The Cons of Gourmet Marketing
While these shouldn't outright deter you from using Gourmet marketing, you just might want to keep in mind that you chose to use them for your hospitality business.
A Better Website Still Needs a Brand Ready to Use it Properly
Meaning here that an agency can help make a website more commercially useful, but if a brand still treats its own site like an afterthought while pouring all its trust into third parties, then there's only so much that can happen. This kind of setup makes more sense for hospitality brands that actually want their website to play a bigger role.
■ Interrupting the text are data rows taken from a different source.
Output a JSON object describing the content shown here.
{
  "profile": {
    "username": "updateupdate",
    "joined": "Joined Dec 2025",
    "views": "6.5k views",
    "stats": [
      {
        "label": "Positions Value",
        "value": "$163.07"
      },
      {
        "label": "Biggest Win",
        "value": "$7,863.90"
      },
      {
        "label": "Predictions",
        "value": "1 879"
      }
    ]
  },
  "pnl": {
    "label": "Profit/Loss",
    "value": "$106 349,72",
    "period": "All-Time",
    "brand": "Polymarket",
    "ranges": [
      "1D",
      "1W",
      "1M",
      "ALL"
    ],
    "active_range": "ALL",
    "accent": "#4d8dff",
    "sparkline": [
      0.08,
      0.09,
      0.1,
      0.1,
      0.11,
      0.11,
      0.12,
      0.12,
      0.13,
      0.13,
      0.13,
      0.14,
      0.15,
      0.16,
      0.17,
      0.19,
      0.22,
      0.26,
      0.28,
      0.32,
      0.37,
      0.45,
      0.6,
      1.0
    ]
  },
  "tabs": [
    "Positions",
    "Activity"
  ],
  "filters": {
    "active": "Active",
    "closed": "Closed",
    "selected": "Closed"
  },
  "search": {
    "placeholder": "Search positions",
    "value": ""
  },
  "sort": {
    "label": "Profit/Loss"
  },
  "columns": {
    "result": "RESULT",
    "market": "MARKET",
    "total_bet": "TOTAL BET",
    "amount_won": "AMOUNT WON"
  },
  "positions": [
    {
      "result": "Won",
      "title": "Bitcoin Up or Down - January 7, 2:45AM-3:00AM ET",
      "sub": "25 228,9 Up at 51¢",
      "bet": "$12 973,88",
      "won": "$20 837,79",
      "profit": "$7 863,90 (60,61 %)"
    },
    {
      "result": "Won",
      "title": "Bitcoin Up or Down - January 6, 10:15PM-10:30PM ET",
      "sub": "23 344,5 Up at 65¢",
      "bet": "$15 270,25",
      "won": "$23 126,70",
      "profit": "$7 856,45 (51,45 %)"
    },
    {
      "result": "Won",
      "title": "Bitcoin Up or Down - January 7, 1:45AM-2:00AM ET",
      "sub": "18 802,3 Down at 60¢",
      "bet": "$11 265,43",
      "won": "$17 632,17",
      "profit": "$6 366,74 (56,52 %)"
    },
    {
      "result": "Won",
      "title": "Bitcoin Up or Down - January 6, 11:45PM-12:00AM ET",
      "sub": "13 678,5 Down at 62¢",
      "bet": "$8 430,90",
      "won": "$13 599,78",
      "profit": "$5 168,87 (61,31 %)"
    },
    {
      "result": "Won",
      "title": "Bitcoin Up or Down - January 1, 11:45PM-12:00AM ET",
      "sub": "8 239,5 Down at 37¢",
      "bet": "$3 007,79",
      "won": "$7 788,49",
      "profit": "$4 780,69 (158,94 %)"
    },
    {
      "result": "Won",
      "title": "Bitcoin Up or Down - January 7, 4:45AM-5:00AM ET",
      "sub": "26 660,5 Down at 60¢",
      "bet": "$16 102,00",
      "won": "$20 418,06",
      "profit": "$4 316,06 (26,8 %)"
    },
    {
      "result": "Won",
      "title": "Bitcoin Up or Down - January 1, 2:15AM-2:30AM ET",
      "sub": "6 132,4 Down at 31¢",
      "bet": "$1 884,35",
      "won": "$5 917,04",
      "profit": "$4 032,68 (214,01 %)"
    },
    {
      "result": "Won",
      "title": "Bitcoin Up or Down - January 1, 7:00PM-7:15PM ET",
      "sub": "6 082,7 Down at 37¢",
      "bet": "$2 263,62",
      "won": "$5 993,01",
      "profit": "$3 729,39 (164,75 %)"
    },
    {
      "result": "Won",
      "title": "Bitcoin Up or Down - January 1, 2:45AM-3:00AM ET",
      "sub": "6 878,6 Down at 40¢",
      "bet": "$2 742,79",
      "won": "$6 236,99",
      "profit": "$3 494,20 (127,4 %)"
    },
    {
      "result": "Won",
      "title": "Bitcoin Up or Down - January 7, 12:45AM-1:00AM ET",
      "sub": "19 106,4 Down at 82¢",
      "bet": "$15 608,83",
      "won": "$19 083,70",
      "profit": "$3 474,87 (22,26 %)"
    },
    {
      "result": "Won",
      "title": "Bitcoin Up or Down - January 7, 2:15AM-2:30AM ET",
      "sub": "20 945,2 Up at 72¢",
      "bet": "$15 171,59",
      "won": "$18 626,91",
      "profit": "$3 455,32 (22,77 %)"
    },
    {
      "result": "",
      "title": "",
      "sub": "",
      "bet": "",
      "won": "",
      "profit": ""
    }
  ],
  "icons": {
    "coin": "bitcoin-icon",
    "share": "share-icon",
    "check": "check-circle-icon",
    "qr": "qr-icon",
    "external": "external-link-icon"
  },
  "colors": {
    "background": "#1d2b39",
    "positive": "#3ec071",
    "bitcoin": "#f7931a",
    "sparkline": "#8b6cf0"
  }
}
Not Ideal if You Just Want the Bare Minumum
This doesn't really read like an agency for brands that just want a quick cosmetic website refresh and nothing deeper than that. Instead, they're more focused on long-term results, revenue, performance, and integration, so for someone wanting the lightest possible touch, this may feel like more than they want. But there are agencies out there that do little website touches, but they do more than that, of course, so it's a long-term partnership.
So, Who's this Best For?
Gourmet Marketing is ideal for hospitality brands that are getting a little tired of watching third parties do so much of the selling while the brand's own site just kind of sits there being informative. Maybe the website looks fine, but it is not converting well enough, and that's what they're wanting to change, because their website should be more than just some pretty webpage.
What's the Final Verdict Here?
Well, Gourmet Marketing makes the most sense here when the frustration is not “the website looks bad,” but “the website is not doing enough.” For a lot of hotels and restaurants, that tends to be the major issue here, because your website should be doing so much more than just giving information that the third parties aren't giving. And Gourmet Marketing can help with visibility, conversion, direct business, and keeping more of the revenue on their own side.